Individual landlords will cease to get full tax relief for finance costs at their marginal tax rate from 6 April 2017. The amount of relief will be tapered over a three year transitional period. The effective rate of income tax relief will be:

  • 2017/18 full relief for 75% of finance costs and basic rate relief on the rest 
  • 2018/19 full relief for 50% of finance costs and basic rate relief on the rest 
  • 2019/20 full relief for 25% of finance costs and basic rate relief on the rest
  • Thereafter, relief for finance costs will only be at the basic rate of tax.

This change will only affect landlords who are individuals but not in respect of property that qualifies as a furnished holiday letting.

Wear and Tear Allowance to be withdrawn

After 6 April 2016, the 10% wear and tear allowance given in calculating the income from residential furnished lettings will be replaced by deductions for the actual costs of replacing relevant items.

Rent a room relief

The amount of income which may be received tax free from renting out a room or rooms in an individual’s only or main residential property will increase from £4,250 to £7,500 per year with effect from 6 April 2016. This increase will also apply if an individual rents out rooms in a guest house, bed and breakfast or similar establishment, providing that the property is their main residence.

Taxation of Dividends

Notional credits on dividends are to be abolished and dividends paid will for all tax purposes be treated as the gross amount of the income from 6 April 2016. An allowance of £5,000 for dividend income will be introduced so that no income tax will be due by individuals whose total dividend income is no more than £5,000. For 2016/17 and subsequent years dividend income in excess of £5,000 will be taxed at 7.5% for basic rate taxpayers, 32.5% for higher rate taxpayers and 38.1% for additional rate taxpayers.

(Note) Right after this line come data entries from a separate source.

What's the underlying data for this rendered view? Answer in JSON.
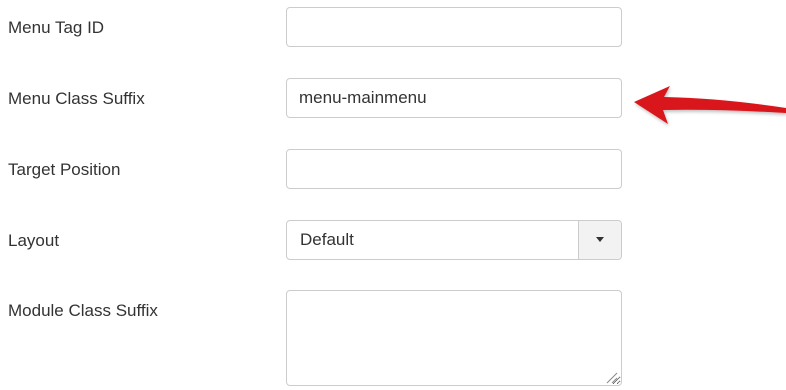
{
  "form": {
    "menu_tag_id": {
      "label": "Menu Tag ID",
      "value": ""
    },
    "menu_class_suffix": {
      "label": "Menu Class Suffix",
      "value": "menu-mainmenu"
    },
    "target_position": {
      "label": "Target Position",
      "value": ""
    },
    "layout": {
      "label": "Layout",
      "selected": "Default"
    },
    "module_class_suffix": {
      "label": "Module Class Suffix",
      "value": ""
    }
  },
  "annotation": {
    "arrow_color": "#d9141b",
    "icon": "red-pointer-arrow-icon"
  },
  "colors": {
    "text": "#333333",
    "border": "#cccccc",
    "caret_bg": "#f2f2f2"
  }
}
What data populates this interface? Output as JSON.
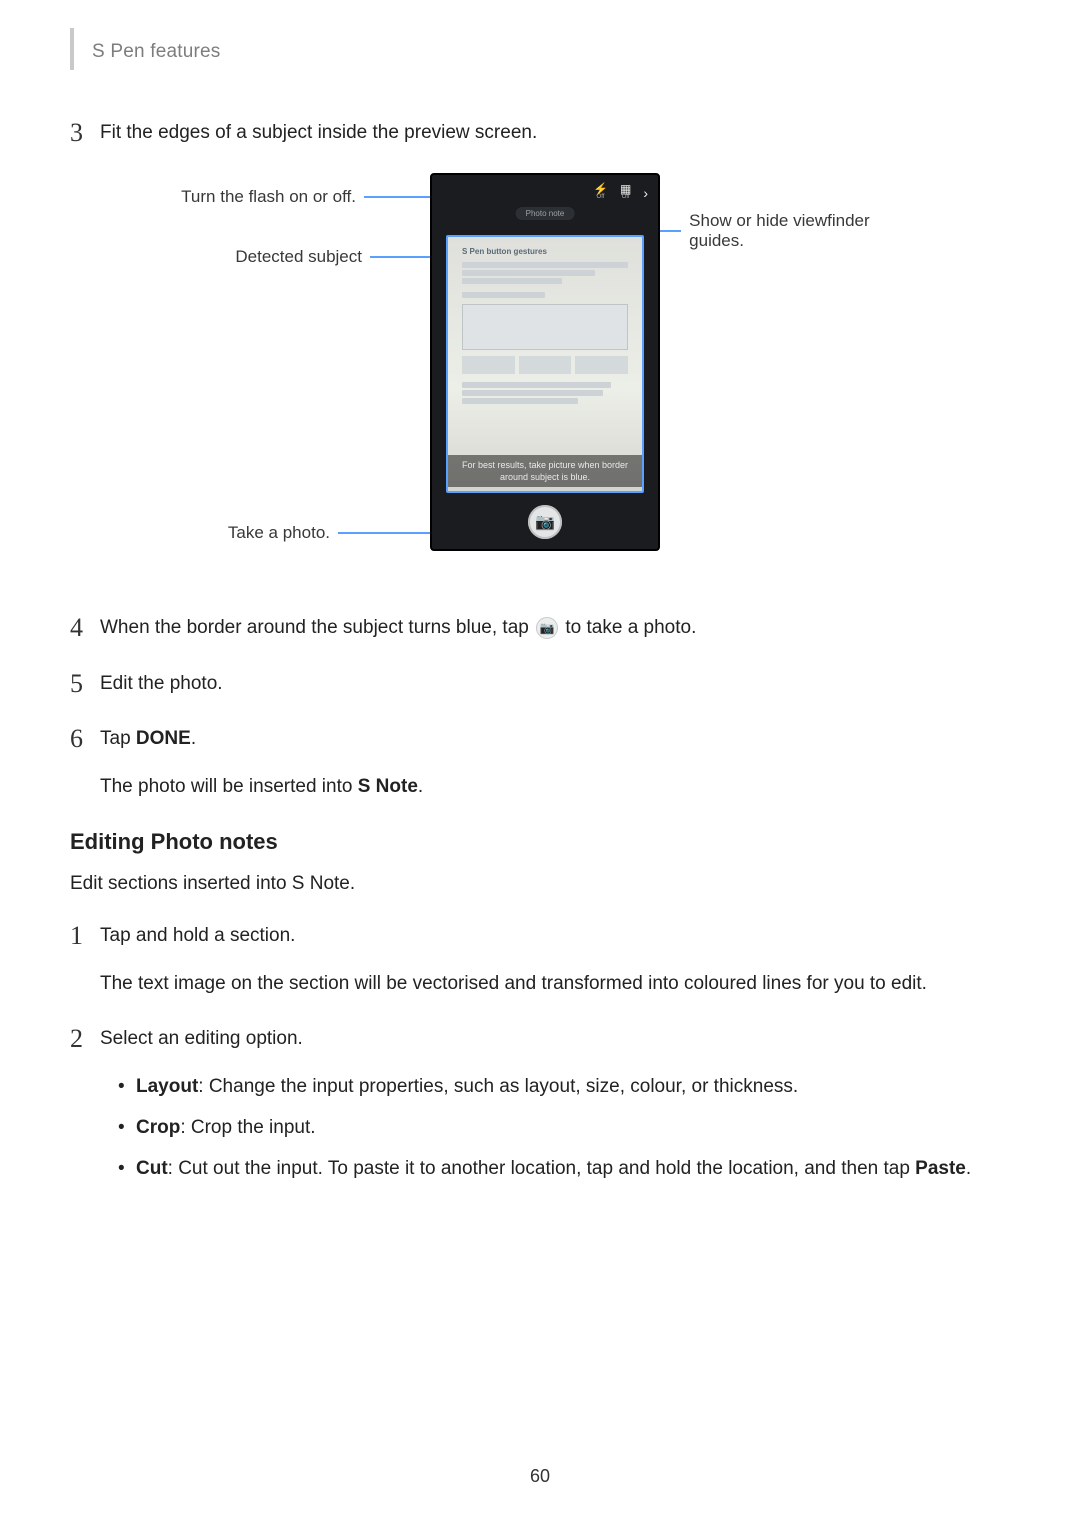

This will result in an increase in tax payable on dividends in excess of £5,000 of 7.5% for all taxpayers compared to the current position.

Dividends - effect of changes on owner-managed businesses

This measure is going to reduce the tax saving of extracting company profits by drawing dividends in preference to paying bonuses or salaries. However, looking at overall tax and National Insurance of both the company and the members, it is likely that for most clients in this situation there will still be an advantage to paying dividends.

National Insurance

The £2,000 Employment Allowance (which allows certain businesses and charities to keep the first £2,000pa. of the employer’s part of their N.I. contributions) will rise to £3,000 from 6 April 2016. However from 6 April 2016, a company where the director is the sole employee will cease to be entitled to the Employment Allowance.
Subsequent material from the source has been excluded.